In February 2017, DuPont and Chemours agreed to pay $670 million to settle 3,550 lawsuits brought by residents of the states of Ohio and West Virginia who said they were sickened by drinking water contaminated with PFOA released from DuPont’s Washington Works site in Parkersburg, West Virginia.

The problems with Gen X in North Carolina became public mid-2017. DuPont and/or Chemours have been producing the fluoropolymer processing aid at the site since 2009. GenX had been touted as a safer replacement for PFOA, which was previously used in production of DuPont’s signature Teflon-brand non-stick coating.  In some studies with laboratory animals, PFOA has been shown to cause cancer.

After North Carolina began investigating GenX last July, reports said Chemours agreed to stop discharging GenX into the river, but the subsequently turned up in more than 250 private wells near the Fayetteville plant, with the results that thousands of people are said to be still drinking bottled water.

Although state authorities capped a Chemours discharge pipe to the river in November, less than two weeks later GenX turned up in concentrations of 2,300 parts per trillion, more than 16 times the 140 parts per trillion the state considers safe. Researchers are investigating whether the chemical pollution came from soil surrounding the plant or from another source, such as rainwater.

GenX has also been found in wells near the Chemours’ Washington Works in West Virginia, where the earlier contamination with PFOA was discovered. The DuPont spin-off is currently testing drinking supplies on a request from the US Environmental Protection Agency (EPA). In January of this year, the EPA informed the chemical producer that GenX had been found in four wells near the facility.
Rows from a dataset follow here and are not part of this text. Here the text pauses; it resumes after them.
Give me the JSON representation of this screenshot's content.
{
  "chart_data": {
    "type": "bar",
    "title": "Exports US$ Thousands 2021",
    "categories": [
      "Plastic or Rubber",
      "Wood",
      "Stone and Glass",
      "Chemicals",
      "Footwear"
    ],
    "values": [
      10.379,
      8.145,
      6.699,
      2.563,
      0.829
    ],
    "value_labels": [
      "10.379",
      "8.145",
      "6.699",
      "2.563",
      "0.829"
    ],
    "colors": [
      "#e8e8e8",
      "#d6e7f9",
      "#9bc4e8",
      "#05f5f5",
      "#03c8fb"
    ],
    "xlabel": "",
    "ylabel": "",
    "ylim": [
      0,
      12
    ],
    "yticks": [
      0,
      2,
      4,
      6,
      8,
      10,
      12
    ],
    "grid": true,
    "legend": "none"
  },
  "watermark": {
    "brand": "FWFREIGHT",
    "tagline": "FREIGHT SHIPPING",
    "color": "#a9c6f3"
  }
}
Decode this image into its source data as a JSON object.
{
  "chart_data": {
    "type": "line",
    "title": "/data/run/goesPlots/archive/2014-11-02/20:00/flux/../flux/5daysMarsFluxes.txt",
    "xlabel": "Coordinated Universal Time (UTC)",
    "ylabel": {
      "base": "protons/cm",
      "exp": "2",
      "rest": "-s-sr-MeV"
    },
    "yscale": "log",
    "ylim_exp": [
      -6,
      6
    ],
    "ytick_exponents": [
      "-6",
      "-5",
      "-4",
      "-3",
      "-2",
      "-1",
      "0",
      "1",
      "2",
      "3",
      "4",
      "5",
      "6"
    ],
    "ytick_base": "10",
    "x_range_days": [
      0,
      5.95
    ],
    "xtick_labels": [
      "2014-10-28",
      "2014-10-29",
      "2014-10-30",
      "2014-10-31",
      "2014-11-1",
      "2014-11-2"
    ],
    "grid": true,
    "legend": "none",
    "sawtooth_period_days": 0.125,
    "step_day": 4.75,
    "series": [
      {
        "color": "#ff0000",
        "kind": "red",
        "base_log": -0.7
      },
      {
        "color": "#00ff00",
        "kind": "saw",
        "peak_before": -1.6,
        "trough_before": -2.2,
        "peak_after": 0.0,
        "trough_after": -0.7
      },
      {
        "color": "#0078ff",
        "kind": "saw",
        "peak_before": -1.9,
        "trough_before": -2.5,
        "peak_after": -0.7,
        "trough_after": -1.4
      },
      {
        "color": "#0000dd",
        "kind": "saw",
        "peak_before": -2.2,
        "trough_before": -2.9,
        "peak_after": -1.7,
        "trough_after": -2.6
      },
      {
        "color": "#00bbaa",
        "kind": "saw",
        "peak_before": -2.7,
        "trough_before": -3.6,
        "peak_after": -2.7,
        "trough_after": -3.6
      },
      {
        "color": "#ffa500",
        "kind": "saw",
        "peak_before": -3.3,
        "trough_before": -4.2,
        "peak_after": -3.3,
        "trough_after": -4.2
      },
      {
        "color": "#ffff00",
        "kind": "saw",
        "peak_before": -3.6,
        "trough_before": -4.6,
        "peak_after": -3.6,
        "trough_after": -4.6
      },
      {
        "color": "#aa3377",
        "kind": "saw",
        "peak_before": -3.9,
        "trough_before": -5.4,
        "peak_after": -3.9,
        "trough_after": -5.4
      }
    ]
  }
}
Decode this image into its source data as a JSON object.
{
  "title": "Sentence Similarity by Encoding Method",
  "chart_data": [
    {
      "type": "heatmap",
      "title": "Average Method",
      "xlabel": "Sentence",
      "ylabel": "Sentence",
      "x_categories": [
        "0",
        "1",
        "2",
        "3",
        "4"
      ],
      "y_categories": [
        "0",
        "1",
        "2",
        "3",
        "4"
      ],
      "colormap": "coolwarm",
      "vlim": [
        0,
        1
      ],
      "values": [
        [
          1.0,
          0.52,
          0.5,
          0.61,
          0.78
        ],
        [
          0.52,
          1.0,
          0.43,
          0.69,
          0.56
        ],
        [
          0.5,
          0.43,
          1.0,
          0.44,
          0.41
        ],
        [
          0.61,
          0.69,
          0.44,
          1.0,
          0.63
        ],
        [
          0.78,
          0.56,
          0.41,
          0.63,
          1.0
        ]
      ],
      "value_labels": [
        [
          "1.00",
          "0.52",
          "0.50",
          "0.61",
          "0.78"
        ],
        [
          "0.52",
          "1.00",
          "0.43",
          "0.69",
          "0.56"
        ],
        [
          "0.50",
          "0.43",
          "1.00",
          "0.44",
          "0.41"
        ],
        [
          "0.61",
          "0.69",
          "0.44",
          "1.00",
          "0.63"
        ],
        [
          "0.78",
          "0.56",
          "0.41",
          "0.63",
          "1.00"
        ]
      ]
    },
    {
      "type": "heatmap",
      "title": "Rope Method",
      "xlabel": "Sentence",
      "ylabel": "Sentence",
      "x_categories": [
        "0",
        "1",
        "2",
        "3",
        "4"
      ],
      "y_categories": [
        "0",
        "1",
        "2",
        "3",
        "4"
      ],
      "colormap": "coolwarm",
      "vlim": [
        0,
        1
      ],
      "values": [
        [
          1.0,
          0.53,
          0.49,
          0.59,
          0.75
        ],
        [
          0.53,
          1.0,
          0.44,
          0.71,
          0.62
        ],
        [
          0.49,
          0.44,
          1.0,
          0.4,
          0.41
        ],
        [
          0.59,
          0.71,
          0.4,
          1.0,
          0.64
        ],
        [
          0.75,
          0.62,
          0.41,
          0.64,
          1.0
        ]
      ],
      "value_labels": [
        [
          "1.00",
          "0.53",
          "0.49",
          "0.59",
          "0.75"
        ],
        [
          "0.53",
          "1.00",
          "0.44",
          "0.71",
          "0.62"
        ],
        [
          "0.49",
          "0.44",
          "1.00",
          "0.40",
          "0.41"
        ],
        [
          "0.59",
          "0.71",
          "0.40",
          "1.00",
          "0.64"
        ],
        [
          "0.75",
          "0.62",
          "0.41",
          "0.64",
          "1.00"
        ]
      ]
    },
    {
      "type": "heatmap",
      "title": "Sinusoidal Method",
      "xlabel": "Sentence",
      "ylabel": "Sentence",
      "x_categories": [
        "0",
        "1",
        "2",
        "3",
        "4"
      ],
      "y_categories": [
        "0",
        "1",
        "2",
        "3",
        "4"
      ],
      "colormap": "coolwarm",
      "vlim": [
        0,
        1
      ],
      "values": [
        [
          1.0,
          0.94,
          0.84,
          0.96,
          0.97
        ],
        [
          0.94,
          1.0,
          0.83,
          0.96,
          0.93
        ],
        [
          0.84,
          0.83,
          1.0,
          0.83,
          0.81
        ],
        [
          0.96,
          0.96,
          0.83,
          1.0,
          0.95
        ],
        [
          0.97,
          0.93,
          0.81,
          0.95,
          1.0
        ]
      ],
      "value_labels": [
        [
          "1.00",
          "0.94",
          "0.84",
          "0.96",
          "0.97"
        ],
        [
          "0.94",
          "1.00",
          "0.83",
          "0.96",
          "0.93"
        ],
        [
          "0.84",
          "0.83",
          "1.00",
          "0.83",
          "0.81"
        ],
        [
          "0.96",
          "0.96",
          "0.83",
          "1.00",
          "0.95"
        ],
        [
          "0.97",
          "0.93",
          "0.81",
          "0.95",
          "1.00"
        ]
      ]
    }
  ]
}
Beyond the earlier settlement, the office of the state attorney general of Ohio last week sued DuPont and Chemours for restitution and damages over the discharges of PFOA into the Ohio River from Washington Works, which it said will leave air, water and soil in the state contaminated for decades.

The Ohio suit accuses DuPont of negligence, statutory and public nuisance and trespassing. Additionally, it seeks punitive and environmental damages, as well as a declaration of DuPont’s duty to compensate the state for expenses related to the contamination. Authorities are also seeking restitution for profits DuPont obtained through its production of C8.

A 2017 study reportedly found that residents of the area had elevated levels of the chemical in their blood as well as “probable links to diseases including kidney cancer, testicular cancer, ulcerative colitis and high cholesterol.”

Although, in the spin-off agreement, Chemours agreed to exempt DuPont for liability linked to the chemical, a more recent agreement foresees the two companies sharing liabilities from claims at the site. However, the Ohio lawsuit said Chemours has refused to accept liability for punitive damages.